First, last year was a bumper crop, and apparently the trees tend to get tired the following year. More importantly, the weather was lousy for olives, and great for insects like the olive fly. It lays eggs inside the fruit, the maggots dig their way out, and … yuck. There were other bugs too, and a fungus; they all had a great year. The International Olive Council projects that production will be down 27 percent worldwide. The world’s biggest producer is Spain, and production is down more than 50 percent there.

And while supplies are low, demand has grown in the past two decades. Global consumption is about 50 percent higher than in the early 1990s.

That means high prices, and a higher likelihood that more olive oil will be fake.

What gets sold as Italian extra-virgin olive oil often isn’t. It may not be Italian, may not be extra-virgin, and may not be 100 percent olive oil. A lot of oil that’s bottled in Italy actually gets imported from elsewhere, and others have reported that some bottlers adulterate the product.

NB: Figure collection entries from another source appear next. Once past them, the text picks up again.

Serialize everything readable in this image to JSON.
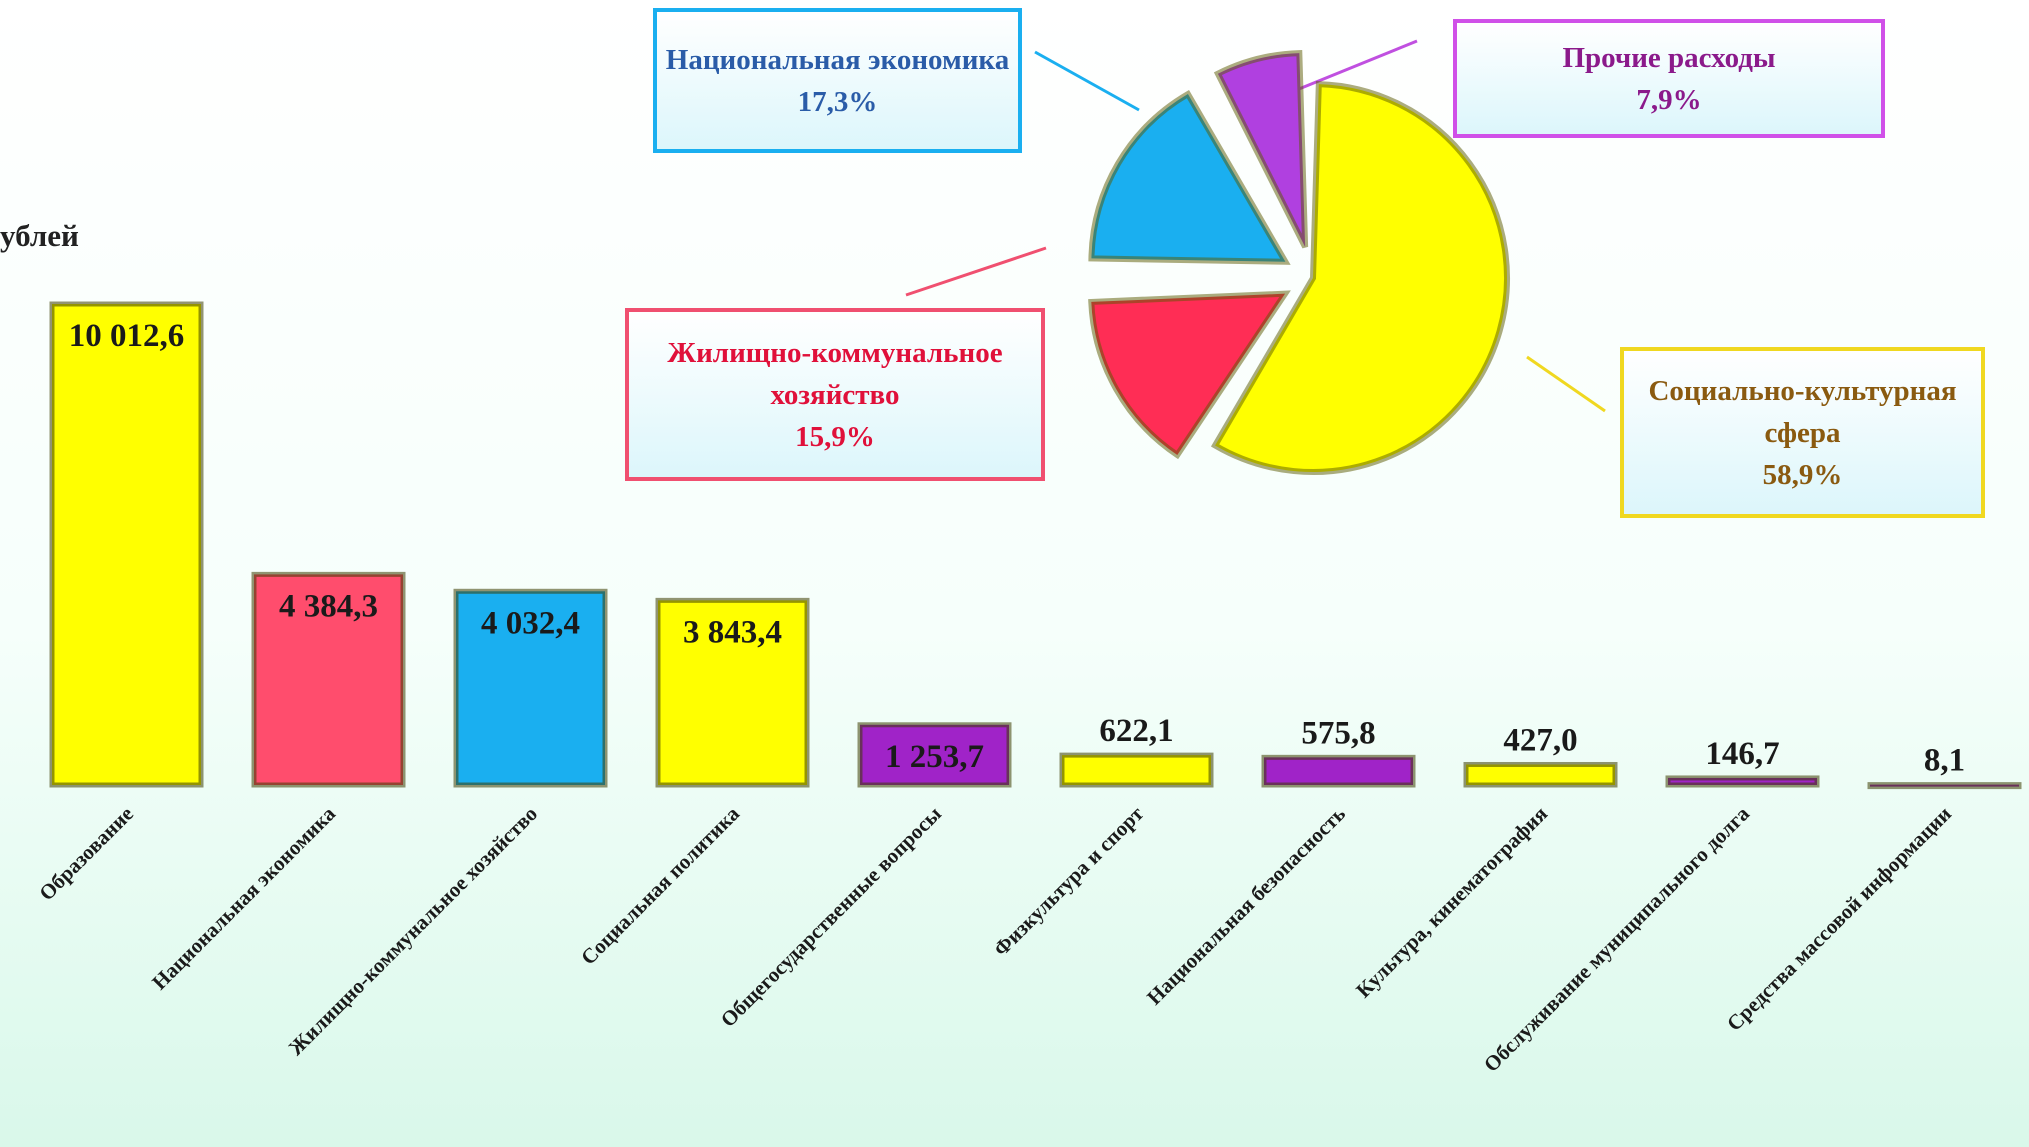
{
  "unit_text": "ублей",
  "chart_data": [
    {
      "type": "bar",
      "categories": [
        "Образование",
        "Национальная экономика",
        "Жилищно-коммунальное хозяйство",
        "Социальная политика",
        "Общегосударственные вопросы",
        "Физкультура и спорт",
        "Национальная безопасность",
        "Культура, кинематография",
        "Обслуживание муниципального долга",
        "Средства массовой информации"
      ],
      "values": [
        10012.6,
        4384.3,
        4032.4,
        3843.4,
        1253.7,
        622.1,
        575.8,
        427.0,
        146.7,
        8.1
      ],
      "value_labels": [
        "10 012,6",
        "4 384,3",
        "4 032,4",
        "3 843,4",
        "1 253,7",
        "622,1",
        "575,8",
        "427,0",
        "146,7",
        "8,1"
      ],
      "colors": [
        "#ffff00",
        "#ff4d6d",
        "#1aaff0",
        "#ffff00",
        "#a023c8",
        "#ffff00",
        "#a023c8",
        "#ffff00",
        "#a023c8",
        "#a023c8"
      ]
    },
    {
      "type": "pie",
      "categories": [
        "Социально-культурная сфера",
        "Жилищно-коммунальное хозяйство",
        "Национальная экономика",
        "Прочие расходы"
      ],
      "values": [
        58.9,
        15.9,
        17.3,
        7.9
      ],
      "value_labels": [
        "58,9%",
        "15,9%",
        "17,3%",
        "7,9%"
      ],
      "colors": [
        "#ffff00",
        "#ff2d55",
        "#1aaff0",
        "#b040e0"
      ]
    }
  ]
}
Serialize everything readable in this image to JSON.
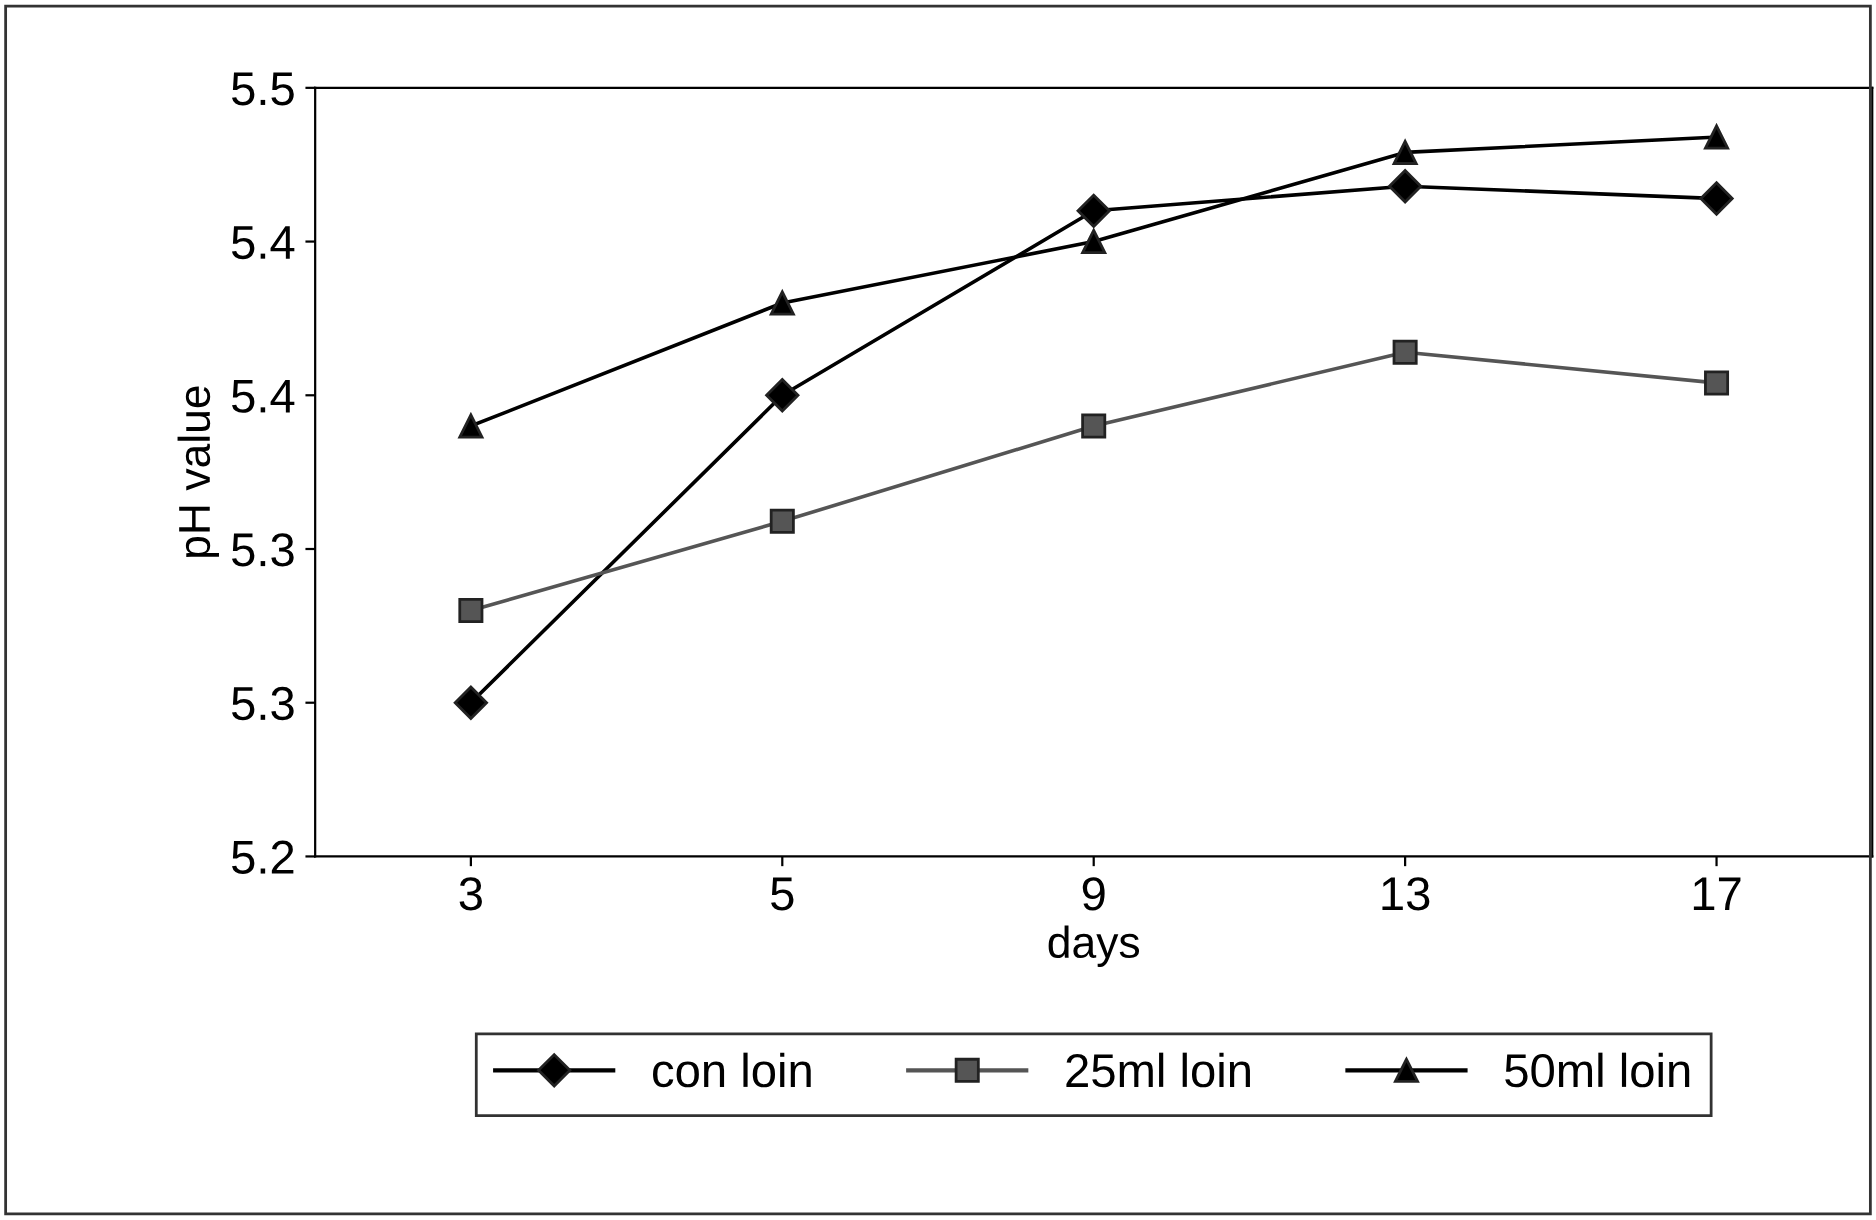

Tom Mueller — who wrote an exposé on the whole setup for the New Yorker, and then a book called “Extra Virginity”  told the L.A. Times recently that anything priced under 12 bucks a liter almost certainly wouldn’t be extra-virgin Italian olive oil from this year’s harvest.

On the other hand, production doubled in Greece this year. And it almost tripled in Tunisia. So a bottle that says it came from one of those two countries is more likely to be the real thing.